Então chefe do SNI e futuro presidente, Médici defendia medidas de exceção antes do discurso de Moreira Alves; os ministros civis Gama e Silva (Justiça) e Antonio Delfim Netto (Fazenda) também apoiavam
Vitor Sion, do Opera Mundi
O dia 13 de dezembro entrou para a história do Brasil há 45 anos com a implementação do Ato Institucional nº 5. Diferentemente do que se pode imaginar, no entanto, o símbolo do endurecimento da ditadura militar brasileira não foi uma medida intempestiva ou revanchista do presidente Arthur da Costa e Silva (1967-1969) contra o Congresso, pelo veto à abertura de processo contra o deputado opositor Márcio Moreira Alves.
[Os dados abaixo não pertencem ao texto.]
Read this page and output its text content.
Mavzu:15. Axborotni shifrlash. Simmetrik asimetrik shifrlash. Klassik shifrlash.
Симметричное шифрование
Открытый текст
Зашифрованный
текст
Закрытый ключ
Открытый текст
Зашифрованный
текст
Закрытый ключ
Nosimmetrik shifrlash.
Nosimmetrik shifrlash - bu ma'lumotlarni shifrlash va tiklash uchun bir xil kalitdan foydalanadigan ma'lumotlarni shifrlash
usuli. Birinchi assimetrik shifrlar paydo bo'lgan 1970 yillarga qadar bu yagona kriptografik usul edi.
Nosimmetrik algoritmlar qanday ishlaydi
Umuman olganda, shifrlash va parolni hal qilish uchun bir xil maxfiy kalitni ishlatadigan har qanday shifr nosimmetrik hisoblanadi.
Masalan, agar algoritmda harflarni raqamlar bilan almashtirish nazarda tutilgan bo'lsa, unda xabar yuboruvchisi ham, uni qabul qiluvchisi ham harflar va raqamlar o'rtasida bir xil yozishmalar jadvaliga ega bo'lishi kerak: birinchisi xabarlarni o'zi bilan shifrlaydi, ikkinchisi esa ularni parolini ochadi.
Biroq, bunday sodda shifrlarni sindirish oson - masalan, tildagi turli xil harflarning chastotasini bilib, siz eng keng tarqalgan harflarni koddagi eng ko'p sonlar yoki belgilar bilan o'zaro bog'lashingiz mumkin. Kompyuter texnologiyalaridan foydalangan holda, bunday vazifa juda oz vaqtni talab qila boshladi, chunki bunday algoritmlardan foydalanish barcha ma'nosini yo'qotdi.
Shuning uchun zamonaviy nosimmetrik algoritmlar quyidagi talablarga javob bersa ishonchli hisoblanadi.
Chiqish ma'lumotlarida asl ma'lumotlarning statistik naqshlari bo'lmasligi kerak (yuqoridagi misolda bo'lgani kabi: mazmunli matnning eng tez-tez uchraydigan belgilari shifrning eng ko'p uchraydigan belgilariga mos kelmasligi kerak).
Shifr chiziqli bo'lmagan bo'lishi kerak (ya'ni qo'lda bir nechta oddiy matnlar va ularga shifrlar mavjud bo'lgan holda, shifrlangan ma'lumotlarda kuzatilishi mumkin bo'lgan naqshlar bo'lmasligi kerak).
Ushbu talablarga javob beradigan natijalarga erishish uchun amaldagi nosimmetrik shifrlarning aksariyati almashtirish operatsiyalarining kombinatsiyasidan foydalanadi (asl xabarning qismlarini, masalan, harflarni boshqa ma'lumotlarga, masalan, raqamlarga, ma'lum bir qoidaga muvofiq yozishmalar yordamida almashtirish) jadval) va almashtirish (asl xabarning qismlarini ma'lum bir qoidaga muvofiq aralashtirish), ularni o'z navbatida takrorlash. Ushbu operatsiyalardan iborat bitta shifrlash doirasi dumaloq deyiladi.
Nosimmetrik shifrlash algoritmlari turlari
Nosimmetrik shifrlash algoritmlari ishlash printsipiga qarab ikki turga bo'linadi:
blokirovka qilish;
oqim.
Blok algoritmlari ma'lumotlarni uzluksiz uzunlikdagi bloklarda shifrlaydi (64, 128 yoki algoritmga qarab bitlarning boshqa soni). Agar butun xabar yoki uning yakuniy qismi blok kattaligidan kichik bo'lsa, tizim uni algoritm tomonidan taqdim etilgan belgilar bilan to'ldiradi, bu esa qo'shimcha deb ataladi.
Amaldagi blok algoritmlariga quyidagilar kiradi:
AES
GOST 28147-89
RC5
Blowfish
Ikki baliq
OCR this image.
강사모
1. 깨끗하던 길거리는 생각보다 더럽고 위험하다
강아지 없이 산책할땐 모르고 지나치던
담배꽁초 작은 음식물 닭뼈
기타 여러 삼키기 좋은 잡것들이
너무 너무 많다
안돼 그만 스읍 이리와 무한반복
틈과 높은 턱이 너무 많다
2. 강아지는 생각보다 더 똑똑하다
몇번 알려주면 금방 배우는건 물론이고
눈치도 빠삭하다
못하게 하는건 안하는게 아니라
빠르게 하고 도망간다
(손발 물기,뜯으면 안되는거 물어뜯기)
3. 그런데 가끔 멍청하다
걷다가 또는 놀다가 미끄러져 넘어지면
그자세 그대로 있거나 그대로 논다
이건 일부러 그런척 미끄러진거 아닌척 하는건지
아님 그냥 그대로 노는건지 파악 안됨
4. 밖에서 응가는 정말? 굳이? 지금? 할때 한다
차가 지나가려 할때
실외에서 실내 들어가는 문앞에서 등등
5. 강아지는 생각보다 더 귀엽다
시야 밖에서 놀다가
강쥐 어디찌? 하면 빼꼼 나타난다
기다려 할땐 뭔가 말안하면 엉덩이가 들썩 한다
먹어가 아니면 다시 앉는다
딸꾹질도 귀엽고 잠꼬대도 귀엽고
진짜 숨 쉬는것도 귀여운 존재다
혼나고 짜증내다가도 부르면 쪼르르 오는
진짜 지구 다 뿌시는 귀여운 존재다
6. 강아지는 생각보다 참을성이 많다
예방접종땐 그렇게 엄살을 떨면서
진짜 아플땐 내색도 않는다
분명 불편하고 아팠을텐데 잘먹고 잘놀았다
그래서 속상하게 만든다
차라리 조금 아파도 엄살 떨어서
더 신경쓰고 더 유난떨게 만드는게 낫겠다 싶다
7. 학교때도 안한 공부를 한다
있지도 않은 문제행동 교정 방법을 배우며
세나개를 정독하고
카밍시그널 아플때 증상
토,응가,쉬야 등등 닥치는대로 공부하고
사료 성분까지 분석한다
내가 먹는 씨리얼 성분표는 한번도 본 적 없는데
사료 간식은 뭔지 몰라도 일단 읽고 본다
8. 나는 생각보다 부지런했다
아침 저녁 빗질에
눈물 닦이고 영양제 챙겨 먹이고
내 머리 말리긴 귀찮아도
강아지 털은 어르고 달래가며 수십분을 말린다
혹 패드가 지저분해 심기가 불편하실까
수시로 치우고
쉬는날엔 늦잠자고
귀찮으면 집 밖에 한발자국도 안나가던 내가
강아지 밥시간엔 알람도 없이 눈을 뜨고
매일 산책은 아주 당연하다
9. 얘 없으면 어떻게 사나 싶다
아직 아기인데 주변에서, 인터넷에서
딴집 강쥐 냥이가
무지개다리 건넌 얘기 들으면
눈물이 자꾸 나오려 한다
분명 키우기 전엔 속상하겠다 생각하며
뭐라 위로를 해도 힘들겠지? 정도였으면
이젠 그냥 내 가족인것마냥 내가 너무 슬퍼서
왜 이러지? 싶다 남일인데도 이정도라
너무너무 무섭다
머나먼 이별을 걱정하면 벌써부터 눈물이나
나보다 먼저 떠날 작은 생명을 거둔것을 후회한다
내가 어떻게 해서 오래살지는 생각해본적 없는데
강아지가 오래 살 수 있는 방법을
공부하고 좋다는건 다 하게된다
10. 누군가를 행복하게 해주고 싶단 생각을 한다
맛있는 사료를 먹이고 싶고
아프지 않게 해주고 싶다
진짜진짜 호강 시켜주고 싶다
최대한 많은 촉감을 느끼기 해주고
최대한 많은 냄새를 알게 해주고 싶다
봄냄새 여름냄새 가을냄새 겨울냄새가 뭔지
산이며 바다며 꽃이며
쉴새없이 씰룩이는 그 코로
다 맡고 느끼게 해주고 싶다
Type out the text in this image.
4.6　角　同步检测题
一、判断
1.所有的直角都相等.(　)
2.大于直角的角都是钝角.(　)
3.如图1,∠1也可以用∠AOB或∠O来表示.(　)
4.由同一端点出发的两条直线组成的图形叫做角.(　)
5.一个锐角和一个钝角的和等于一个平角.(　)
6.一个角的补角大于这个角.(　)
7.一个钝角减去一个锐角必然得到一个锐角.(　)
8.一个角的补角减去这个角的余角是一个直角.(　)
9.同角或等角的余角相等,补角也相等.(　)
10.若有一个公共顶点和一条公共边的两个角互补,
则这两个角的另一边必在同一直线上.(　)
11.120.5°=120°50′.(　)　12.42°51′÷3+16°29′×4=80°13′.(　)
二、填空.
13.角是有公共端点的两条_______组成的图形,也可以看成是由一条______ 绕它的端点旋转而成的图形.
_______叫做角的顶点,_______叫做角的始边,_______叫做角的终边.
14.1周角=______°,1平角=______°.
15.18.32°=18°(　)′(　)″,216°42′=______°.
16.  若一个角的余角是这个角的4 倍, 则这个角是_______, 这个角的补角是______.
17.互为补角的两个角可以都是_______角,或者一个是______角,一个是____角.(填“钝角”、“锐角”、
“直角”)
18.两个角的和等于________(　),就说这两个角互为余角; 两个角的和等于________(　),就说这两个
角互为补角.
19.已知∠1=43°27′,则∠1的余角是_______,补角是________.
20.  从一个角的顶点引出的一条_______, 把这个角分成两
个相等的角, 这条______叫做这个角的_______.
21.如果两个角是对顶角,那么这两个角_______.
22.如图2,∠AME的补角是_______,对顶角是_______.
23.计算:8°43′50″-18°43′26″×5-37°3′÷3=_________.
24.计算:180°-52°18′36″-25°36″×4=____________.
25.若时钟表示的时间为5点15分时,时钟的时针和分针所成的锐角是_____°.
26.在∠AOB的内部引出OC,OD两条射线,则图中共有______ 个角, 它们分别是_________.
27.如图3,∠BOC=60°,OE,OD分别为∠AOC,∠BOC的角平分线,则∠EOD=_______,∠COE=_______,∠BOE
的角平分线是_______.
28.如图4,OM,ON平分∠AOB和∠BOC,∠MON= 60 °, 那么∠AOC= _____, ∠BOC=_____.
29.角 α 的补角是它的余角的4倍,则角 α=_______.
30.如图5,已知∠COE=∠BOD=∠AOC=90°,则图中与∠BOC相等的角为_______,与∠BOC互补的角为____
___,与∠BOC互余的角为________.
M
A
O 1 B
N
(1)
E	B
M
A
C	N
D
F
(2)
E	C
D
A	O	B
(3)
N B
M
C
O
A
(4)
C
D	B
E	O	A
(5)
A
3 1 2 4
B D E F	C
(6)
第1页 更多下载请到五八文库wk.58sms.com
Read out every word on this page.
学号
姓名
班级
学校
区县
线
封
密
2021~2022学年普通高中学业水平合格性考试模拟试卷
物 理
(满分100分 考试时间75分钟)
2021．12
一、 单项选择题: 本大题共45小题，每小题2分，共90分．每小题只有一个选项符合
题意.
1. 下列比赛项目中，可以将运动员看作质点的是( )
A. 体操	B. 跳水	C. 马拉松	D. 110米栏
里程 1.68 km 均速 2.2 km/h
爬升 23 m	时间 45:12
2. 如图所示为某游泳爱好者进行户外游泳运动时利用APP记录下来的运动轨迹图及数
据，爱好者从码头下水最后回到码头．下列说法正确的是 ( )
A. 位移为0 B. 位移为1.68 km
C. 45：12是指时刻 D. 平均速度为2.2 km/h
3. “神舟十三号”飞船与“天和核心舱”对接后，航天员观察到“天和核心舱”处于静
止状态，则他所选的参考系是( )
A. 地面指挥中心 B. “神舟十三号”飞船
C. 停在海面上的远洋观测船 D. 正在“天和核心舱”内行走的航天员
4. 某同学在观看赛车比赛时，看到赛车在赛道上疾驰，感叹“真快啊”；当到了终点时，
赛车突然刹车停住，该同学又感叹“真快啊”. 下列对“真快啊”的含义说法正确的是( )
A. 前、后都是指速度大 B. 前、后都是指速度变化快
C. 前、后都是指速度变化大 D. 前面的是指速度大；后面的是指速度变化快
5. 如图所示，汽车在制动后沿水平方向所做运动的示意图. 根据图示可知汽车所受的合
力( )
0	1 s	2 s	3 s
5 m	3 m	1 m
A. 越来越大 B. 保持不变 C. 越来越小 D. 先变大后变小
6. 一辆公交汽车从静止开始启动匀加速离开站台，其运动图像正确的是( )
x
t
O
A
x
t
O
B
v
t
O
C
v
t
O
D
A narrativa mais tradicional desse período da história diz que o ato foi uma resposta à resistência da Câmara em processar Moreira Alves, que defendera, meses antes, um boicote às comemorações de Sete de Setembro. “Seria necessário que cada pai, cada mãe, se compenetrasse de que a presença dos seus filhos nesse desfile é o auxílio aos carrascos que os espancam e os metralham nas ruas”, disse o deputado na tribuna da Câmara. E, num trecho que ficou famoso: “Aquelas que dançam com cadetes e namoram jovens oficiais. Seria preciso fazer hoje, no Brasil, que as mulheres de 1968 repetissem as paulistas da Guerra dos Emboabas e recusassem a entrada à porta de sua casa àqueles que vilipendiam-nas.”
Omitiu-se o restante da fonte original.